If there is one thing I would avoid the most in the world, it would be waiting. Seriously, I can whine all day long because of wasting several minutes to wait for someone or something, I could have use those minutes to do something else. But recently there are some interesting stories I got during my waiting for a person, in the hospital and in a car. Here they go:
1. It was another hours of waiting for my research's consultant. Sitting next to me was a lady whose nose was covered by cotton-aid. This was quite uncommon because most of the women consulting to that Oncology Clinic are breast cancer patients. I can't stand my curiosity and asked her whether she is going to see the doctor because of breast cancer. It turned out that this lady had a lump on her nose and it had been resected the last week. I had just studied about skin malignancy that morning (Malignant Melanoma and Basalioma), so I began to ask some questions relating to her skin lump. One thing surprised me was that this lady is a housewife, which means that she spends most of her days inside her house. While the only predilection for skin malignancy in my mind at that time was UV exposure. She said that she didn't use to wear any sun-screen lotion nor cosmetics when she is outside. But does a minimal exposure to sunlight could end to such skin cancer. I should learn further.

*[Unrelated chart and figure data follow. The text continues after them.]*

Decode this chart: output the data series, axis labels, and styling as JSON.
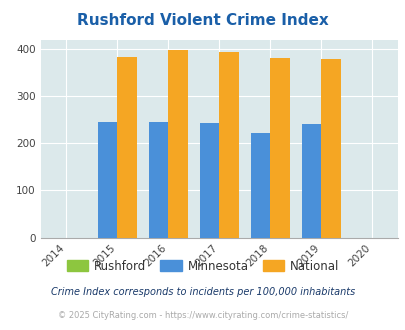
{
  "title": "Rushford Violent Crime Index",
  "years": [
    2014,
    2015,
    2016,
    2017,
    2018,
    2019,
    2020
  ],
  "data_years": [
    2015,
    2016,
    2017,
    2018,
    2019
  ],
  "rushford": [
    0,
    0,
    0,
    0,
    0
  ],
  "minnesota": [
    246,
    246,
    243,
    222,
    240
  ],
  "national": [
    384,
    398,
    394,
    381,
    379
  ],
  "bar_width": 0.38,
  "rushford_color": "#8dc63f",
  "minnesota_color": "#4a90d9",
  "national_color": "#f5a623",
  "bg_color": "#dce9eb",
  "title_color": "#1a5fa8",
  "ylim": [
    0,
    420
  ],
  "yticks": [
    0,
    100,
    200,
    300,
    400
  ],
  "note_text": "Crime Index corresponds to incidents per 100,000 inhabitants",
  "footer_text": "© 2025 CityRating.com - https://www.cityrating.com/crime-statistics/",
  "note_color": "#1a3a6a",
  "footer_color": "#aaaaaa"
}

2. Several days later, in the same Oncology Clinic, waiting for the same research's consultant, a woman beside me had been waiting several minutes longer than me. I smiled her once previously, but after an hour of waiting for the same person, side by side, I started the conversation. She looked fine and I didn't notice anything wrong with her face. But after she said that she suddenly lose her right eye's visual after a series of chemotherapy, I noticed that her eye looked perfectly normal while the left one looked a bit retracted. Turned out that she had done a mastectomy a year ago, continued by a series of radiotherapy and chemotherapy. She had consulted an eye specialist doctor in a private hospital before but the examinations showed nothing wrong with her retina and all. I started to think whether it was the side effect of the chemical they used in chemotherapy or it was the tumor which had metastasized to her brain or eye. I literally googled about it soon after I arrived home but couldn't find the most possible and satisfactory explanations. I should learn more.

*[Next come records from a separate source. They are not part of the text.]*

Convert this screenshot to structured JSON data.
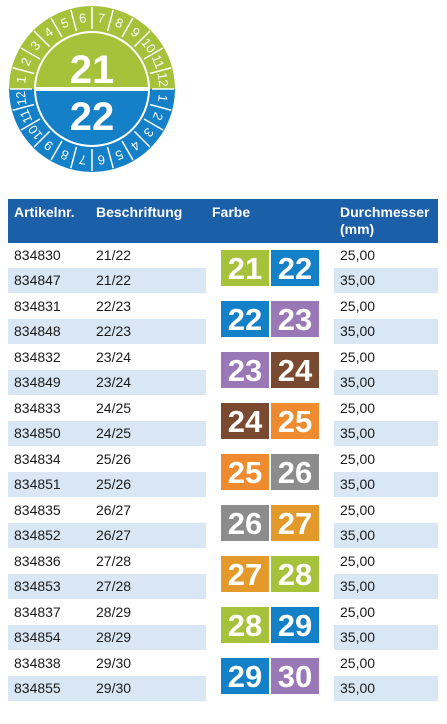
{
  "seal": {
    "top_year": "21",
    "bottom_year": "22",
    "months_top": [
      "1",
      "2",
      "3",
      "4",
      "5",
      "6",
      "7",
      "8",
      "9",
      "10",
      "11",
      "12"
    ],
    "months_bottom": [
      "1",
      "2",
      "3",
      "4",
      "5",
      "6",
      "7",
      "8",
      "9",
      "10",
      "11",
      "12"
    ],
    "colors": {
      "top": "#a6c13a",
      "bottom": "#1380c7"
    }
  },
  "table": {
    "headers": [
      "Artikelnr.",
      "Beschriftung",
      "Farbe",
      "Durchmesser (mm)"
    ],
    "rows": [
      {
        "art": "834830",
        "label": "21/22",
        "diam": "25,00"
      },
      {
        "art": "834847",
        "label": "21/22",
        "diam": "35,00"
      },
      {
        "art": "834831",
        "label": "22/23",
        "diam": "25,00"
      },
      {
        "art": "834848",
        "label": "22/23",
        "diam": "35,00"
      },
      {
        "art": "834832",
        "label": "23/24",
        "diam": "25,00"
      },
      {
        "art": "834849",
        "label": "23/24",
        "diam": "35,00"
      },
      {
        "art": "834833",
        "label": "24/25",
        "diam": "25,00"
      },
      {
        "art": "834850",
        "label": "24/25",
        "diam": "35,00"
      },
      {
        "art": "834834",
        "label": "25/26",
        "diam": "25,00"
      },
      {
        "art": "834851",
        "label": "25/26",
        "diam": "35,00"
      },
      {
        "art": "834835",
        "label": "26/27",
        "diam": "25,00"
      },
      {
        "art": "834852",
        "label": "26/27",
        "diam": "35,00"
      },
      {
        "art": "834836",
        "label": "27/28",
        "diam": "25,00"
      },
      {
        "art": "834853",
        "label": "27/28",
        "diam": "35,00"
      },
      {
        "art": "834837",
        "label": "28/29",
        "diam": "25,00"
      },
      {
        "art": "834854",
        "label": "28/29",
        "diam": "35,00"
      },
      {
        "art": "834838",
        "label": "29/30",
        "diam": "25,00"
      },
      {
        "art": "834855",
        "label": "29/30",
        "diam": "35,00"
      }
    ],
    "swatches": [
      {
        "a": "21",
        "ca": "#a6c13a",
        "b": "22",
        "cb": "#1380c7"
      },
      {
        "a": "22",
        "ca": "#1380c7",
        "b": "23",
        "cb": "#9a78b8"
      },
      {
        "a": "23",
        "ca": "#9a78b8",
        "b": "24",
        "cb": "#7a4a30"
      },
      {
        "a": "24",
        "ca": "#7a4a30",
        "b": "25",
        "cb": "#ef8a2f"
      },
      {
        "a": "25",
        "ca": "#ef8a2f",
        "b": "26",
        "cb": "#8c8c8c"
      },
      {
        "a": "26",
        "ca": "#8c8c8c",
        "b": "27",
        "cb": "#e39a2a"
      },
      {
        "a": "27",
        "ca": "#e39a2a",
        "b": "28",
        "cb": "#a6c13a"
      },
      {
        "a": "28",
        "ca": "#a6c13a",
        "b": "29",
        "cb": "#1380c7"
      },
      {
        "a": "29",
        "ca": "#1380c7",
        "b": "30",
        "cb": "#9a78b8"
      }
    ]
  }
}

3. It was this morning, in a travel service when I was going to my hometown. The driver and I were waiting for the next passenger, he asked about med school etc. Then he told me about his 9-month old son who has been suffering cough for the last 4 days. His son also had a fever. A doctor had given him drug prescription. The driver showed me the prescription paper, and although I have just finished pharmacology exam, I still think that I couldn't diagnose and determine the drugs now. It was either under confidence, fear of giving the wrong drug advice, or simply because I realized my own lack of knowledge. I should have learned more, and I will.
The most important thing I've learned is I like the interaction with those people seeking for medical help. I like the heart-to-heart talk, the trust they put in me, so that they could share their health problem. Some even shared their financial problem. This is the privilege I'll have as a medical doctor in the future. I just wonder whether I would have an overly busy schedule with too much patients waiting, so that I would miss those essential talks. Those essential talks which I rarely find it on some senior doctors who examine patients in just 10 minutes. I wonder if being in their position is inevitable, or I am free to choose what kind of doctor I am going to be. I have those ideal goals, but I know being overly idealistic means being ready to be disappointed by the reality.